A low noise of disapproval came from Uthred. He directed a cast at the locus. +Come out then. Be part of this circus.+

Emotion materialized a moment later, forming that ever-brutal visage. His eyes were stitched shut. A cloak of shadows clung to his body, and in his heart, an open crevice where a dead avian was held in place by tangled knots.

"Chief Paladin Naeko," Emotion began, "you live a long life for a dog. Most don't outlive their masters."

At this, Naeko smacked his lips together and sneered from behind his glowing visor. "Yeah, well, if I had been with him, he just might still be here. Can't say the same about you. You were always there for your masters, and it still wasn’t enough. Even when they made four of you? Where’s the rest, Emotion? And how are the Hungers? Hope I didn’t pat them too hard last time. Can you hear them behind the jingling of chains?"

At this, the Gatekeeper's rattling intensified, and Vator fought back a snort. "They're mocking you," he said, his glee almost childlike. This was more juvenile than he expected. So much posturing, even from the Chief Paladin. He didn't know what to expect from such a legend.

But humans have to be humans, after all.

The tessellated doorway to their pod suddenly sealed and so did the viewing port that gave them a full overview of the court. Uthred stiffed, but no one else reacted to his nervousness. "What is this?"

His answer came with the sudden materialization of a new form, a new figure. There was no splashing of ghosts, only a new metaphysical weight. The creature wasn't, and then the creature was. Between blinks, Vator found himself beholding a pale, nightmarish being.

The first thing that caught his attention was the halo — that burning halo, flames licking high, materializing as faces of the fallen and peepholes of memory into different locations. Eight blackened limbs drifted upon clouds of smog. Vator’s mastery of flesh told him that he was likely detecting an echo head, though modified with...

He paused. He didn't even know. That was entirely novel and unique.

Each tendril was connected to a vessel made from threaded ceramite. Long claws extended from slender digits, and black eyes and sharp teeth gleamed in the darkened ambiance. They'd come here expecting the Burning Dreamer to perform his misdeeds from shadows, mislead the Guilds with subterfuge. Such was what Emotion told them to expect, and promised to repel. But here the monster was, in the open, in league with the Chief Paladin himself. All expectations were cast to the wind now, and all plans were now in free fall.

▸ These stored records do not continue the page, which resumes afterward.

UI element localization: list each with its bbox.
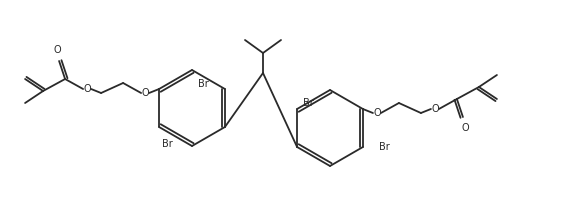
Text: O: O (373, 108, 381, 118)
Text: Br: Br (162, 139, 173, 149)
Text: O: O (84, 84, 91, 94)
Text: O: O (461, 123, 469, 133)
Text: Br: Br (198, 79, 209, 89)
Text: O: O (431, 104, 439, 114)
Text: O: O (141, 88, 149, 98)
Text: Br: Br (379, 142, 390, 152)
Text: O: O (53, 45, 61, 55)
Text: Br: Br (303, 98, 314, 108)
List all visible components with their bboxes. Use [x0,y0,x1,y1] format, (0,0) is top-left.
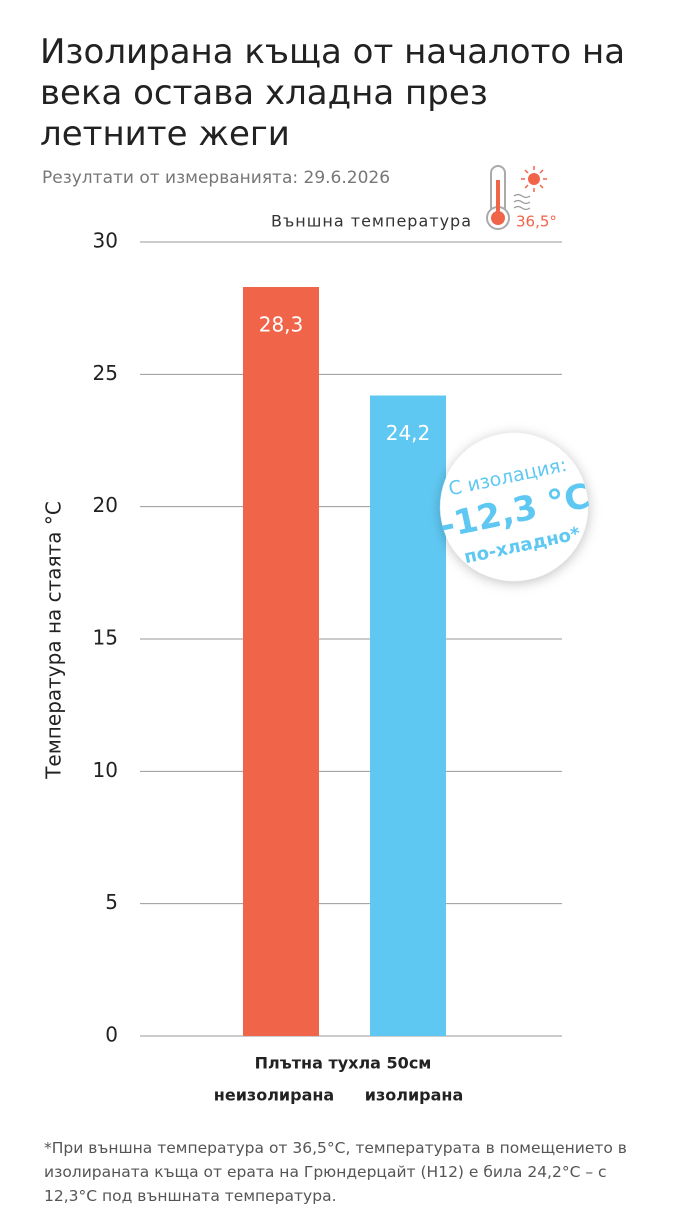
y-tick-label: 10 [93,758,118,782]
chart-title: Изолирана къща от началото на века остав… [40,32,626,154]
bar [370,395,446,1036]
y-tick-label: 0 [105,1023,118,1047]
footnote: *При външна температура от 36,5°C, темпе… [44,1139,627,1205]
chart-subtitle: Резултати от измерванията: 29.6.2026 [42,168,391,188]
badge: С изолация:-12,3 °Cпо-хладно* [437,433,593,581]
outside-value: 36,5° [516,213,557,231]
value-label: 24,2 [386,421,431,445]
y-tick-label: 15 [93,626,118,650]
badge-circle [440,433,588,581]
y-tick-label: 5 [105,890,118,914]
y-axis-title: Температура на стаята °C [42,501,66,780]
outside-label: Външна температура [271,212,472,231]
thermometer-icon [486,165,547,230]
y-tick-label: 30 [93,229,118,253]
y-tick-label: 20 [93,493,118,517]
x-tick-label: неизолирана [214,1086,334,1105]
value-label: 28,3 [259,312,304,336]
bar [243,286,319,1036]
group-label: Плътна тухла 50см [255,1054,432,1073]
y-tick-label: 25 [93,361,118,385]
x-tick-label: изолирана [365,1086,464,1105]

Vator got the feeling that everything had been misjudged, that he and his father were still blind, that Emotion himself might be blind. Uhtred tried to stand, the flames around him igniting. But then a translucent hand wrapped around him as he gasped. The fires were extinguished in an instant, and Uthred Greatling, Authority and one of the most powerful men in New Vultun, was pressed back into his seat without any particular strain on the part of the Chief Paladin.

The faintness of a hand, a vaporous palm materialized over Uthred, and slowly, the Burning Dreamer spoke for the first time. "It's good to finally meet you, Authority. I've been looking forward to this. Your daughter sends her regards. She's screaming at me even now, begging me not to eat you. Begging me. She cares for you deeply. You should be proud."

“What?” Uthred said.

“Beautiful,” Vator whispered, taking in ghoul’s visage. Never mind the Gatekeeper, this was what he came here to see. Wondrous prey. Glorious specimen.

+Dreamer,+ Emotion said, keeping his tone even. +How bold of you. How arrogant. You think yourself ready to face the Guilds in the open, then?+

The once-ghoul opened its mouth, but then paused. “The Guilds? All of them? No. But that doesn’t mean I can make this war unfold just the way I want.” Once more, he turned to look at Uthred and Vator. “And ensure the protection of those I deem worthy. Abrel. Come greet your family.”

And from his halo coursed flame cast in a familiar form.